Die Grippewelle in Baden-Württemberg flaut ab, der Höhepunkt ist überschritten. Lohnt sich eine Impfung noch?
Nach einigen intensiven Wochen mit stark steigenden Infektionszahlen gibt es erste Entwarnung. (Symbolbild)
Von Janina Link
Die Grippewelle in Baden-Württemberg hat in den letzten Wochen die Hausarztpraxen stark beansprucht. Nach den intensiven Wochen mit stark steigenden Infektionszahlen gibt es nun jedoch erste Entwarnung: Der Höhepunkt der Saison scheint überschritten.
Wie Christiane Wagner-Wiening vom Landesgesundheitsamt Baden-Württemberg der ARD mitteilte, erreichte die Zahl der gemeldeten Influenza-Fälle ihren Höhepunkt bereits Anfang Februar. Seither zeigen sowohl die Meldedaten als auch die Abwasseranalysen einen kontinuierlichen Rückgang der Viruslast.
Grippewelle mit Subvariante K in der Region Stuttgart
Die Saison 2025/2026 begann etwas früher als in den Vorjahren. Bereits Ende November wurden erste Fälle registriert, was für die Hausärzte in Baden-Württemberg eine hohe Belastung mit sich brachte. Von Dezember bis Anfang Januar hatten sich die Grippefälle im Jahresvergleich vervierfacht – auch wegen der aggressiven Subvariante K.
In den besonders stark betroffenen Regionen wie Ludwigsburg, Rems-Murr und Heilbronn war die Zahl der Erkrankten überdurchschnittlich hoch, während Stuttgart und Böblingen beispielsweise weniger stark betroffen waren. Fachleute führen dies unter anderem auf Unterschiede in der Impfquote und Altersstruktur der Bevölkerung zurück.
Lohnt sich die Grippe-Impfung noch?
Für Risikogruppen bleibt jedoch weiterhin Vorsicht geboten. Ältere Menschen, chronisch Kranke sowie Kleinkinder sollten weiterhin Hygieneregeln beachten und große Menschenansammlungen nach Möglichkeit meiden. Die Grippe-Impfung schützt nicht nur vor Infektionen, sondern verringert insbesondere das Risiko schwerer Verläufe und Krankenhausaufenthalte.
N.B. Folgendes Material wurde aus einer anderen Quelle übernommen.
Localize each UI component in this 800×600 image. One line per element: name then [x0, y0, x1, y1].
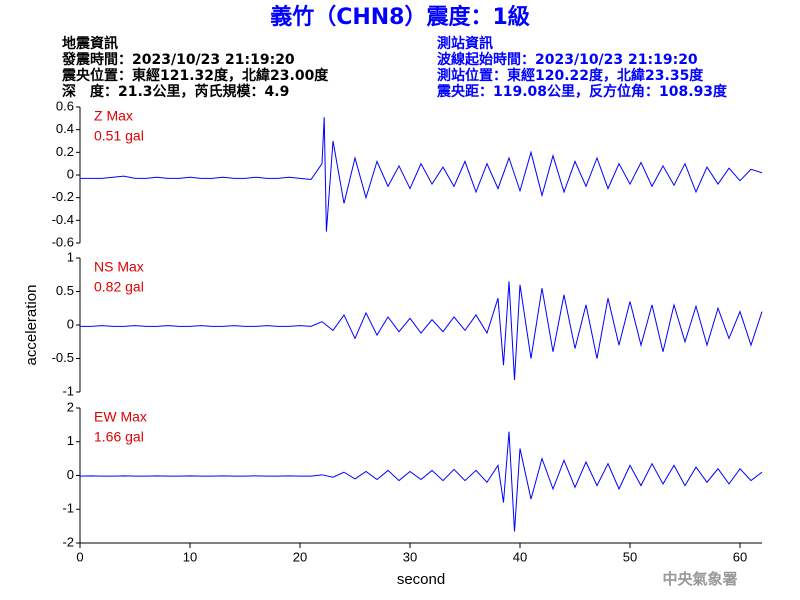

Eine Impfung wirkt jedoch nicht sofort: Bis ein verlässlicher Immunschutz besteht, vergehen in der Regel etwa zwei Wochen. Ob sie sich für diese Saison noch lohnt, ist daher eine individuelle Entscheidung.
Grippewelle in Baden-Württemberg vor dem Ende
Neben der Impfung helfen nach wie vor einfache Maßnahmen, um eine Ansteckung zu vermeiden: Niesen in die Armbeuge, regelmäßiges Händewaschen und Stoßlüften. Aufenthalte an der frischen Luft stärken zudem das Immunsystem und senken das Infektionsrisiko. Mit diesen Mitteln lässt sich die letzte Phase der Grippesaison sicher überstehen und gleichzeitig das Risiko für andere minimieren.
Insgesamt deutet vieles darauf hin, dass die intensive Phase der Grippewelle in Baden-Württemberg nun vorüber ist. Wer die Saison bisher unbeschadet überstanden hat, kann nun wohl auf eine ruhigere Zeit ohne akute Influenza-Ausbrüche hoffen.